Founded in 2000, Blue Origin is one of several private rocket enterprises fueled by the dreams and dollars of wealthy entrepreneurs.

Microsoft co-founder Paul Allen spent $20 million to develop SpaceShipOne, which made the first manned commercial space flight last year, winning the $10 million Anasari X Prize.

Richard Branson, owner of Virgin Music and Virgin Atlantic Airways, licensed the technology from Allen and vowed to start taking passengers into space by 2009. He recently announced a deal with the state of New Mexico to build a $225 million spaceport near White Sands Missile Range.

John Logsdon, director of the Space Policy Institute at George Washington University in Washington, D.C., said competition among the groups will raise the odds of success.

Bezos has been the most secretive of all the rocketeers, revealing little about the technology he's exploring. Blue Origin's bare-bones Web site offers little information, and the company is not listed in phone books.

The only interview Bezos has granted about his space plans was with Larry Simpson, the editor of the weekly Van Horn Advocate.

"He told me their first spacecraft is going to carry three people up to the edge of space and back. But ultimately, his thing is space colonization," Simpson told The Associated Press in March.

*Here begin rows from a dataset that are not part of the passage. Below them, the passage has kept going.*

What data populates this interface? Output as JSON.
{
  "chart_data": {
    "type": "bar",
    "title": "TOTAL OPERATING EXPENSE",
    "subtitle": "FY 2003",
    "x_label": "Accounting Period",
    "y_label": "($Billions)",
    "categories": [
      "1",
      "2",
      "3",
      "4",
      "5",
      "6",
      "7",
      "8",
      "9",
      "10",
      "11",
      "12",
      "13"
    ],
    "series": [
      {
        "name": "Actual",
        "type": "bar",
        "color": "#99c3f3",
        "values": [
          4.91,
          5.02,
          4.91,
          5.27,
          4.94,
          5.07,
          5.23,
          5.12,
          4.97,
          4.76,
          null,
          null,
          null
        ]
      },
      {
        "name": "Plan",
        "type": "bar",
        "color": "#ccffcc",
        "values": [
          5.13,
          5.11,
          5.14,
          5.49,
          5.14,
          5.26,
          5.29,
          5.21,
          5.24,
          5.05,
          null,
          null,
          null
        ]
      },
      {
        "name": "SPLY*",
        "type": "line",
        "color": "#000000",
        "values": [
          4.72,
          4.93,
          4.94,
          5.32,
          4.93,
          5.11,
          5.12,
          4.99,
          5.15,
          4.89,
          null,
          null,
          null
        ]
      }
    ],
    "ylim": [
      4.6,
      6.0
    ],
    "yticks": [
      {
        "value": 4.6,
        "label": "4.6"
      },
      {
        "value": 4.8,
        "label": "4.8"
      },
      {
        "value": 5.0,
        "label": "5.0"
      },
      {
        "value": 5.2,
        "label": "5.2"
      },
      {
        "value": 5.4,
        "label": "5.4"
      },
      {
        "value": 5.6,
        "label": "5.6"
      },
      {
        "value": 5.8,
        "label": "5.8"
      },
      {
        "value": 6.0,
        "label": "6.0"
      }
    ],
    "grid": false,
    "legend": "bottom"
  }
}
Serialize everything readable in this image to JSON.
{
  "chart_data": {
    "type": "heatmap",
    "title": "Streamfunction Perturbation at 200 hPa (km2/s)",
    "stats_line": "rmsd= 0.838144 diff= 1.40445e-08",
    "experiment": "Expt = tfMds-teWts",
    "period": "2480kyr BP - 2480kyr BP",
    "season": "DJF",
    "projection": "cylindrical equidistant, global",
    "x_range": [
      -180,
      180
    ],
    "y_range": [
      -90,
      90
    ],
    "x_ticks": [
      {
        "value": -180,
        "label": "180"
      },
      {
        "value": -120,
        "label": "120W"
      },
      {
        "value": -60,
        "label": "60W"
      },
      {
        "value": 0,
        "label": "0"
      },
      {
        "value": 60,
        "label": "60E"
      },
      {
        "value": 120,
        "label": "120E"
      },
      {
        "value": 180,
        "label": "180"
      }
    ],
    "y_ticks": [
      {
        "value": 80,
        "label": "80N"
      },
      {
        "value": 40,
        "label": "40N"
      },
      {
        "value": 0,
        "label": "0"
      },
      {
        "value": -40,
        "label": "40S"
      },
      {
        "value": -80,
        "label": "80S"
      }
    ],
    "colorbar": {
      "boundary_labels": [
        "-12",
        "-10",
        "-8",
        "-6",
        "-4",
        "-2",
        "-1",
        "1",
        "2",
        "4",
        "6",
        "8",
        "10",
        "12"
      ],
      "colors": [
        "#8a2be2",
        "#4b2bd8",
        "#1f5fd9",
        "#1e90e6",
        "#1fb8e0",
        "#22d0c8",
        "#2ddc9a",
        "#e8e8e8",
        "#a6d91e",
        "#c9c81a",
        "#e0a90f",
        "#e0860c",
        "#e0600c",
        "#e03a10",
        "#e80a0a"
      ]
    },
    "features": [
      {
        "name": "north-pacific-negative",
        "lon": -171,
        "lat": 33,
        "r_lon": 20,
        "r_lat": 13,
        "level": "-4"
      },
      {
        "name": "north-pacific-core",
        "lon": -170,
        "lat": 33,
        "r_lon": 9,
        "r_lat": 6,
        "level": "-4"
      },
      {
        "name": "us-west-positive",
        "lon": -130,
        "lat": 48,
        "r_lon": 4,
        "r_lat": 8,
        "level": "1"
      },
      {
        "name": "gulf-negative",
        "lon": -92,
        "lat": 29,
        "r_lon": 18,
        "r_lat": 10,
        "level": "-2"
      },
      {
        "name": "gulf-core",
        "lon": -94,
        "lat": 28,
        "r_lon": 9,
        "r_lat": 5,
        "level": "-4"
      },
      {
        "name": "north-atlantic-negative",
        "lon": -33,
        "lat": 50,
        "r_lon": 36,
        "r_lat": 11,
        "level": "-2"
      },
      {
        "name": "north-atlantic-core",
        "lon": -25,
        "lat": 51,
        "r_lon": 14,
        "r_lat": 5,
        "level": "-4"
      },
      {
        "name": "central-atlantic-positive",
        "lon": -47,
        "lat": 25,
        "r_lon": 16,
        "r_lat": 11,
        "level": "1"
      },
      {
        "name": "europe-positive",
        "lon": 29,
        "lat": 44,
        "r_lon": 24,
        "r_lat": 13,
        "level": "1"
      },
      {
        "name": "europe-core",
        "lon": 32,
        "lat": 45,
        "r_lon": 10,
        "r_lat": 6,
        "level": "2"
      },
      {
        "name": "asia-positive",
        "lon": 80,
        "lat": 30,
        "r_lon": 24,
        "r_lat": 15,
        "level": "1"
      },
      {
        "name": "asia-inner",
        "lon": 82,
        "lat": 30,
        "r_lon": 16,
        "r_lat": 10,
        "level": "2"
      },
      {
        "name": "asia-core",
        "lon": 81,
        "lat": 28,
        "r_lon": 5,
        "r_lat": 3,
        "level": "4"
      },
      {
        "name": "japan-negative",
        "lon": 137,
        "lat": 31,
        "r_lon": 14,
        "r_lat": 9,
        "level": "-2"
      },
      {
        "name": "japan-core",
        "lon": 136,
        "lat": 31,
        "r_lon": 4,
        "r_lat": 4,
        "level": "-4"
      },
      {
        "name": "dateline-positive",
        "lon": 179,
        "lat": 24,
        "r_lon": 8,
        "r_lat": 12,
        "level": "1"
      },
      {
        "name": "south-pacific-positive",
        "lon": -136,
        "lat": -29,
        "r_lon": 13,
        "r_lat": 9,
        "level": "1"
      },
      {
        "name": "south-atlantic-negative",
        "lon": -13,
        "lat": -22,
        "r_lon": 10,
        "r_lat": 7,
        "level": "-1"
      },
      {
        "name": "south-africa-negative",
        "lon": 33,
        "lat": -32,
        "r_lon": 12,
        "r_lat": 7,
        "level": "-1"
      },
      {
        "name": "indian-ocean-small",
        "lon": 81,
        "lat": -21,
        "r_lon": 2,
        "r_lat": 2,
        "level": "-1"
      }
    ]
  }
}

In 1982, during the valedictory speech he gave at his high-school graduation, Bezos stressed the need for space colonization. "I'm not sure this is a hobby for him," Logsdon said. "I think this is his next big idea."

Blue Origin spokesman Bruce Hicks said officials don't want to discuss the project. "They're not at that stage yet. ... The time will come," Hicks told The Seattle Times for a story in Sunday editions.

Blue Origin did reveal some details about its plans when it filed documents with the city of Kent, which granted permits for construction and operation of the rocket-ship complex.

A 243,000-square-foot office and warehouse building in Kent is being revamped to accommodate cavernous bays, assembly areas, chemical laboratories, a workout room and a day-care center. The 90,000-square-foot rocket-engine test stand will be surrounded by a 12-foot earthen berm.

Blue Origin, now located in a warehouse in an industrial area in south Seattle, plans to move to the Kent site in the first quarter of next year, Hicks said. The company's work force will grow to about 70 or 100 — up from 40 — over the next several years, according to city records.

Other details came out in public hearings in Texas on Blue Origin's application for launch permits from the Federal Aviation Administration (FAA).

The company is designing a spacecraft that will take off vertically like the classic sci-fi rocket, land the same way and carry three passengers. Depending on FAA approval, the earliest test flights in Texas could occur late next year, The Times reported.

Enthusiasts predict a booming business for space tourism and other business ventures, but it's not clear how much appeal suborbital flight will hold, said Henry Hertzfeld, an expert in space law and economics at the Space Policy Institute.

Suborbital flights travel about 65 miles up, which would allow passengers to glimpse stars, the blackness of space and the curve of the Earth. It takes about 10 times as much power and speed to break the bonds of gravity.